Wake someone up only for issues that hurt users now or put money, data, or security at risk. If the product is down, sign-in fails, payments stop, or data may be lost, page the primary right away. If it can wait until morning without real damage, keep it out of the phone.
How often should a five-person team rotate on call?
Most five-person teams do best with a weekly rotation. A full week gives the primary enough context to spot repeat issues and avoids messy daily handoffs. Keep one primary, one backup, and one person fully off the rota each week if you can.
Do we really need a backup every week?
Yes, but the backup should stay quiet unless the primary gets stuck, the problem spreads, or the fix could make things worse. That keeps one alert from turning into a team-wide interruption.
What should an on-call runbook include?
Keep each runbook to one page per service. Start with what the service does, who owns it, the first checks to run, the most likely causes, the safe rollback step, where logs and dashboards live, and the point where the primary should wake someone else.
How do we cut down noisy alerts?
Look at recent alerts and ask one blunt question: did anyone take a clear action because of this page? If not, tighten it, group it with similar alerts, send it to a channel, or delete it. Phones should get real incidents, not every wobble.
Should internal tool issues page the team?
Usually no. If an internal dashboard breaks at midnight and customers can still sign in, buy, and finish the main flow, let it wait until business hours.
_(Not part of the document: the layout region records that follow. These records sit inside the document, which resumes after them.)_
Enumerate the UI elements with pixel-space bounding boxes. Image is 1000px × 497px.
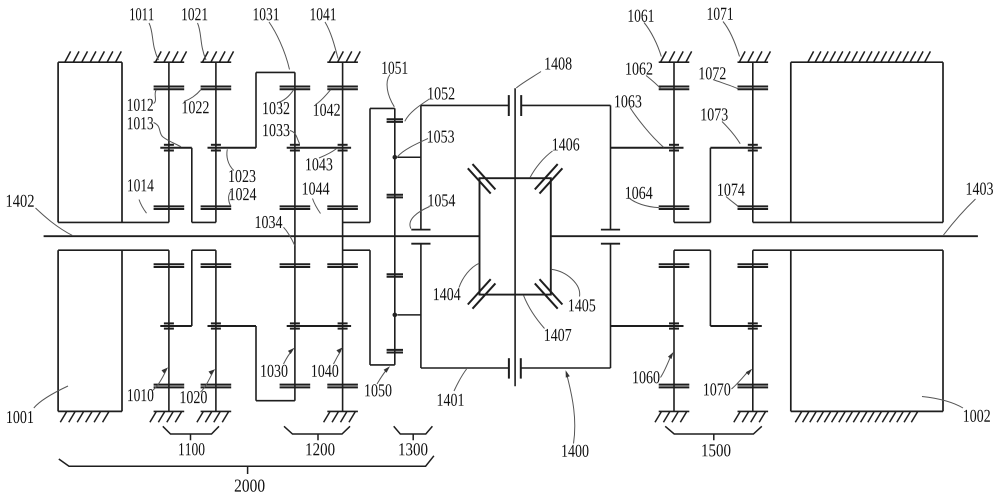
brace 1100 group — [163, 426, 219, 440]
brace 1500 group — [665, 426, 762, 440]
label 1034 leader — [256, 216, 295, 246]
sleeve bottom cap to shaft 1050 — [370, 364, 395, 366]
label 1060 leader — [633, 352, 673, 383]
shaft 1070 (vertical) — [752, 250, 754, 411]
gearbox housing 1401 bottom edge with lower coupling gap — [421, 367, 509, 369]
gear on shaft 1010 row1 — [154, 384, 185, 386]
fixed support of shaft 1060 — [659, 410, 690, 412]
bevel gear 1406 upper-right mark — [540, 168, 563, 193]
gear on shaft 1030 row2 — [280, 263, 311, 265]
gear 1072 on shaft 1071 — [738, 86, 769, 88]
hatched fixed support above housing 1002 — [808, 51, 814, 62]
gear 1052 on shaft 1051 — [387, 118, 403, 120]
bevel gear 1404 lower-left mark — [468, 279, 491, 304]
fixed support of shaft 1010 — [154, 410, 185, 412]
label 1054 leader — [410, 194, 455, 228]
lay shaft 1041 (vertical, through) — [342, 62, 344, 411]
gear 1012 on shaft 1011 — [154, 86, 185, 88]
drum wall of sleeve 1051 — [369, 108, 371, 222]
gear 1042 on shaft 1041 — [327, 86, 358, 88]
connector row lower: shaft 1060 to step — [674, 249, 710, 251]
clutch element on shaft 1070 — [748, 322, 758, 324]
motor housing 1002 (top half rectangle) — [791, 61, 943, 63]
gearbox housing 1401 top edge with coupling 1408 gap — [421, 104, 509, 106]
clutch element on shaft 1040 — [338, 322, 348, 324]
lower coupling plates — [508, 358, 510, 378]
gear 1022 on shaft 1021 — [201, 86, 232, 88]
label 1043 leader — [306, 149, 336, 171]
label 1013 leader — [128, 117, 181, 147]
bearing tee on right wall upper — [601, 229, 620, 231]
label 1406 leader — [530, 138, 579, 177]
label 1403 leader — [944, 182, 993, 235]
connector row upper: step foot to shaft 1021 — [192, 221, 216, 223]
clutch 1013 link line to step — [160, 147, 192, 149]
label 1061 leader — [629, 10, 662, 57]
label 1040 leader — [312, 347, 343, 377]
label 1405 leader — [552, 269, 595, 311]
gear 1044 on shaft 1041 — [327, 205, 358, 207]
label 1012 leader — [128, 90, 156, 111]
label 1051 leader — [382, 62, 407, 107]
lower riser wall to shaft 1030 — [255, 326, 257, 401]
pinion joint dot 1053 upper — [393, 155, 398, 160]
fixed support of shaft 1040 bottom — [327, 410, 358, 412]
gear on shaft 1070 row1 — [738, 384, 769, 386]
connector row upper: shaft 1071 to rotor of 1002 — [753, 221, 943, 223]
sleeve top cap to shaft 1051 — [370, 107, 395, 109]
label 1023 leader — [227, 149, 256, 182]
label 1052 leader — [405, 87, 455, 121]
label 1020 leader — [181, 369, 216, 403]
label 1064 leader — [626, 187, 659, 208]
connector row upper: rotor line to shaft 1011 — [58, 221, 169, 223]
label 1030 leader — [261, 348, 294, 377]
connector row lower: rotor line to shaft 1010 — [58, 249, 169, 251]
label 1053 leader — [398, 130, 454, 156]
clutch element 1073 on shaft 1071 — [748, 144, 758, 146]
center shaft 1400 (vertical through couplings) — [514, 88, 516, 386]
pinion joint dot lower — [393, 313, 398, 318]
gear 1064 on shaft 1061 — [659, 205, 690, 207]
label 1408 leader — [516, 57, 571, 88]
label 1071 leader — [708, 8, 740, 57]
label 1072 leader — [700, 67, 738, 88]
label 1050 leader — [365, 366, 391, 396]
clutch element 1043 on shaft 1041 — [338, 144, 348, 146]
bearing tee on right wall lower — [601, 243, 620, 245]
hatched fixed support above housing 1001 — [65, 51, 71, 62]
top link to shaft 1031 — [256, 71, 295, 73]
motor housing 1001 (bottom half rectangle) — [57, 250, 59, 411]
lower step wall between 1060 and 1070 — [709, 250, 711, 326]
gear on shaft 1030 row1 — [280, 384, 311, 386]
shaft 1010 (vertical) — [168, 250, 170, 411]
clutch element on shaft 1020 — [211, 322, 221, 324]
label 1002 leader — [922, 397, 990, 422]
label 1063 leader — [615, 95, 663, 147]
motor housing 1002 (bottom half rectangle) — [790, 250, 792, 411]
coupling 1408 plates — [508, 95, 510, 116]
input shaft 1021 (vertical) — [215, 62, 217, 222]
hatched fixed support below housing 1002 — [795, 412, 801, 423]
shaft 1071 (vertical) — [752, 62, 754, 222]
label 1021 leader — [182, 8, 207, 60]
lower link line gearbox right wall to clutch on 1060 — [611, 325, 684, 327]
gear on shaft 1050 upper — [387, 273, 403, 275]
label 1400 leader — [562, 370, 588, 457]
gear 1034 on shaft 1031 — [280, 205, 311, 207]
label 1014 leader — [128, 179, 154, 213]
fixed support of shaft 1071 — [738, 61, 769, 63]
label 2000 — [235, 479, 265, 491]
bevel gear 1406 upper-left mark — [468, 168, 491, 193]
label 1500 — [702, 444, 730, 456]
connector row upper: shaft 1041 to drum wall — [343, 221, 370, 223]
label 1001 leader — [7, 386, 68, 423]
fixed support of shaft 1021 — [201, 61, 232, 63]
label 1402 leader — [7, 195, 73, 236]
gear on shaft 1050 lower — [387, 349, 403, 351]
link line 1053 to gearbox wall — [397, 156, 421, 158]
lay shaft 1031 (vertical, crosses axis) — [294, 72, 296, 400]
gearbox housing 1401 left wall — [420, 105, 422, 229]
brace 1200 group — [284, 426, 350, 440]
label 1010 leader — [128, 367, 168, 401]
hatched fixed support below housing 1001 — [60, 412, 66, 423]
label 1044 leader — [303, 182, 330, 213]
label 1024 leader — [229, 188, 257, 206]
fixed support of shaft 1011 — [154, 61, 185, 63]
gear 1062 on shaft 1061 — [659, 86, 690, 88]
gear on shaft 1060 row1 — [659, 384, 690, 386]
riser wall between 1023 and shaft 1031 — [255, 72, 257, 147]
label 1401 leader — [438, 369, 467, 406]
sleeve shaft 1051/1050 (vertical) — [394, 108, 396, 365]
clutch element on shaft 1010 — [164, 322, 174, 324]
label 1074 leader — [718, 183, 745, 206]
connector row lower: shaft 1070 to rotor of 1002 — [753, 249, 943, 251]
label 1073 leader — [701, 108, 740, 144]
gear 1014 on shaft 1011 — [154, 205, 185, 207]
fixed support of shaft 1041 top — [327, 61, 358, 63]
clutch 1073 link line to step — [710, 147, 761, 149]
shaft 1060 (vertical) — [673, 250, 675, 411]
connector row lower: step foot to shaft 1020 — [192, 249, 216, 251]
clutch element 1013 on shaft 1011 — [164, 144, 174, 146]
label 1404 leader — [434, 263, 479, 300]
gear 1024 on shaft 1021 — [201, 205, 232, 207]
label 1100 — [179, 443, 204, 455]
fixed support of shaft 1070 — [738, 410, 769, 412]
gear on shaft 1020 row1 — [201, 384, 232, 386]
bearing tee on left wall upper 1054 — [411, 229, 430, 231]
motor housing 1001 (top half rectangle) — [58, 61, 122, 63]
brace 2000 group — [59, 456, 434, 474]
label 1062 leader — [626, 62, 660, 88]
connector row lower: shaft 1040 to drum wall — [343, 249, 370, 251]
brace 1300 group — [394, 426, 433, 440]
label 1022 leader — [183, 90, 209, 113]
gear on shaft 1060 row2 — [659, 263, 690, 265]
lower link line to gearbox wall — [397, 314, 421, 316]
connector row upper: shaft 1061 to step — [674, 221, 710, 223]
gear 1054 on shaft 1051 — [387, 194, 403, 196]
step wall between 1013 and row — [191, 148, 193, 223]
lower step wall 1010 side — [191, 250, 193, 326]
label 1011 leader — [130, 8, 158, 60]
label 1070 leader — [704, 369, 752, 396]
fixed support of shaft 1020 — [201, 410, 232, 412]
gear on shaft 1070 row2 — [738, 263, 769, 265]
label 1042 leader — [314, 90, 340, 116]
clutch 1023 link line to riser — [208, 147, 257, 149]
label 1200 — [306, 443, 334, 455]
step wall between 1061 and 1071 — [709, 148, 711, 223]
label 1032 leader — [263, 90, 293, 114]
clutch element 1063 on shaft 1061 — [669, 144, 679, 146]
fixed support of shaft 1061 — [659, 61, 690, 63]
shaft 1020 (vertical) — [215, 250, 217, 411]
input shaft 1011 (vertical) — [168, 62, 170, 222]
bevel gear 1405 lower-right mark — [540, 279, 563, 304]
label 1407 leader — [524, 296, 572, 341]
shaft 1061 (vertical) — [673, 62, 675, 222]
clutch element on shaft 1060 — [669, 322, 679, 324]
clutch link line 1033-1043 — [287, 147, 351, 149]
gear 1032 on shaft 1031 — [280, 86, 311, 88]
label 1300 — [399, 443, 427, 455]
label 1031 leader — [254, 8, 290, 69]
label 1033 leader — [263, 124, 299, 144]
gear on shaft 1040 row2 — [327, 263, 358, 265]
gearbox housing 1401 right wall — [610, 105, 612, 229]
gear on shaft 1040 row1 — [327, 384, 358, 386]
lower clutch link line on 1070 — [710, 325, 761, 327]
clutch element 1023 on shaft 1021 — [211, 144, 221, 146]
bearing tee on left wall lower — [411, 243, 430, 245]
clutch element 1033 on shaft 1031 — [290, 144, 300, 146]
gear on shaft 1020 row2 — [201, 263, 232, 265]
lower clutch link on shaft 1020 — [208, 325, 257, 327]
label 1041 leader — [311, 8, 338, 58]
clutch element on shaft 1030 — [290, 322, 300, 324]
bottom link to shaft 1030 — [256, 400, 295, 402]
lower clutch link on shaft 1010 — [160, 325, 192, 327]
clutch link line lower 1030-1040 — [287, 325, 351, 327]
link line gearbox right wall to clutch 1063 — [611, 147, 684, 149]
gear 1074 on shaft 1071 — [738, 205, 769, 207]
gear on shaft 1010 row2 — [154, 263, 185, 265]
differential cage 1407 rectangle — [480, 178, 551, 294]
axle / output shaft centerline 1402-1403 — [44, 235, 480, 237]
Save after-hours pages for customer-facing failures and real risk.
When should the primary call the backup?
The primary should pull in the backup when the runbook says to escalate, when data loss looks possible, when payments or another main flow stay broken, or when the primary cannot find a safe fix fast. Call early if the issue grows. Do not call just because a page fired.
How should we handle swaps and vacation weeks?
Set swap rules before anyone needs them. Swap whole weeks when possible, ask early, confirm the backup agrees, and update the shared calendar right away. For vacations, name coverage in advance so nobody guesses who owns the phone.
How do we know if the rota is working?
Give it 30 days and track a few numbers: total pages, after-midnight pages, false alarms, response time, and how often a second person had to join. If the same harmless issue keeps waking people up, the rule is wrong or the system still needs work.
When should a small team bring in outside help?
Ask for outside help when your team keeps arguing about priorities, runbooks stay thin, or the same alerts ruin weekends month after month. A short review from an experienced CTO can clean up paging rules, handoffs, and ownership before burnout turns into turnover.